Texas Homecare
- Founded: 1972
- Founders: Manny Fogel Sydney Fogel Gerald Fogel
- Defunct: 1999
- Fate: Acquired
- Successor: Homebase
- Owner: CDS Superstores (trademarks)
- Parent: Ladbrokes (1986–1995) Sainsbury's (1995–1999)

= Texas Homecare =

Former chain of DIY stores in the UK and Ireland

Texas Homecare (also marketed simply as Texas) was a British home improvement retailer that traded across the United Kingdom and Ireland. The firm operated from 1972 until 1999.

==History==
Texas Homecare was first established in 1972 by Manny, Sydney and Gerald Fogel, who had previously founded the high street specialist paint and wallpaper chain Home Charm. Using an American business model as inspiration, they revolutionised the UK's DIY market. Texas specialised in higher-volume, lower-margin DIY products. However, in the 1980s the company was adversely affected by the recession and depressed housing market, and was acquired first by Ladbrokes and later by J Sainsbury plc, before merging with and being replaced by Homebase.

===Acquisition===
Having acquired Texas Homecare in 1986, Ladbrokes sold the business to J Sainsbury in 1995. At the time of the purchase, Texas had more than 11,600 staff, while Homebase had c. 4,500. As part of the acquisition, 26 Texas stores closed and Sainsbury's converted the remaining stores to the Homebase brand. The conversion to Homebase was completed in 1999, when the Texas Homecare brand was discontinued.

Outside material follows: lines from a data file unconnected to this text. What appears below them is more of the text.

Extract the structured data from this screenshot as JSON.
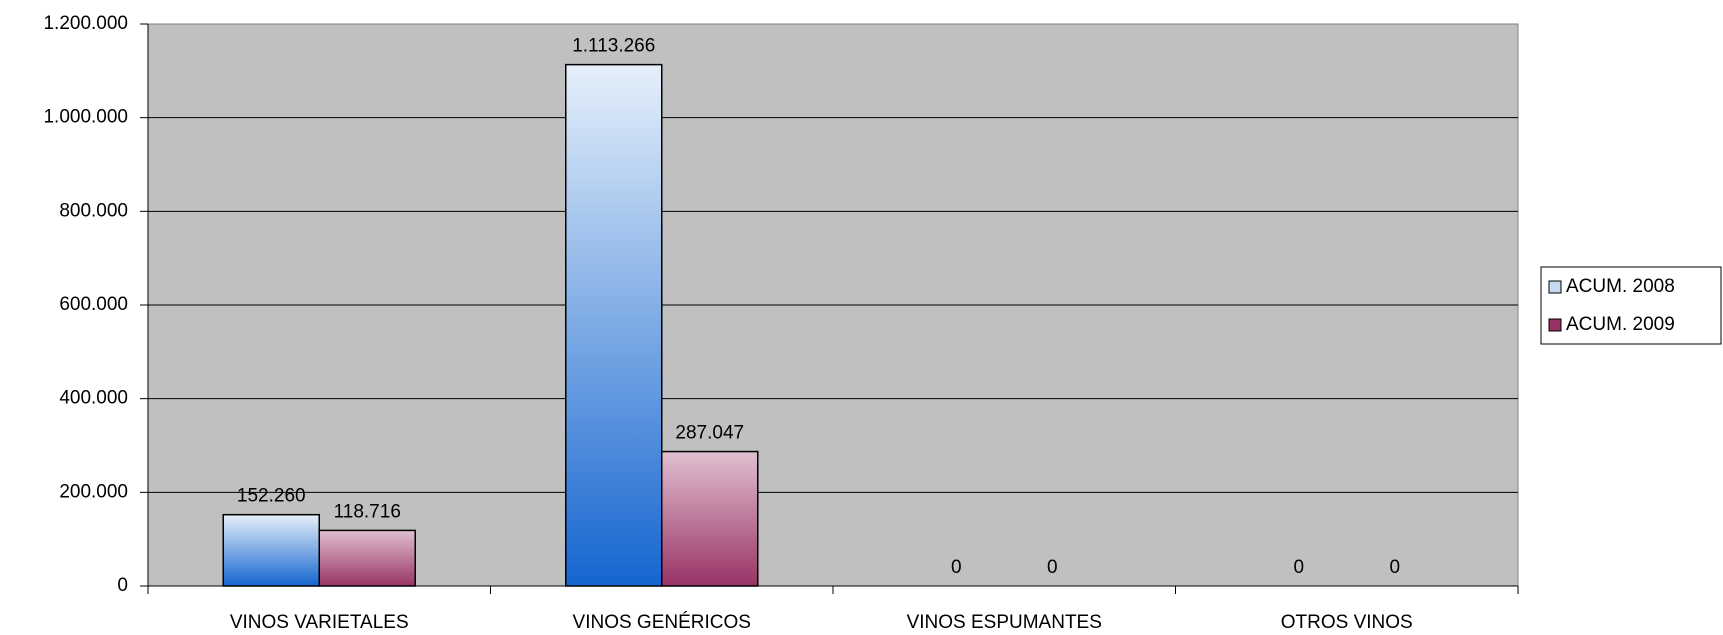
{
  "chart_data": {
    "type": "bar",
    "categories": [
      "VINOS VARIETALES",
      "VINOS GENÉRICOS",
      "VINOS ESPUMANTES",
      "OTROS VINOS"
    ],
    "series": [
      {
        "name": "ACUM. 2008",
        "color": "#1565d0",
        "values": [
          152260,
          1113266,
          0,
          0
        ],
        "value_labels": [
          "152.260",
          "1.113.266",
          "0",
          "0"
        ]
      },
      {
        "name": "ACUM. 2009",
        "color": "#993366",
        "values": [
          118716,
          287047,
          0,
          0
        ],
        "value_labels": [
          "118.716",
          "287.047",
          "0",
          "0"
        ]
      }
    ],
    "ylim": [
      0,
      1200000
    ],
    "yticks": [
      0,
      {
        "value": 200000,
        "label": "200.000"
      },
      {
        "value": 400000,
        "label": "400.000"
      },
      {
        "value": 600000,
        "label": "600.000"
      },
      {
        "value": 800000,
        "label": "800.000"
      },
      {
        "value": 1000000,
        "label": "1.000.000"
      },
      {
        "value": 1200000,
        "label": "1.200.000"
      }
    ],
    "grid": true,
    "legend": "right"
  }
}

In 2000, the former chief executive of Texas Homecare, Ron Trenter, made an unsuccessful bid for Homebase.

In November 2024, Homebase went into administration. In April 2025, the Texas Homecare intellectual property was transferred from the administrators of Homebase to CDS Superstores (trading as The Range), as it was included within their purchase of Homebase assets.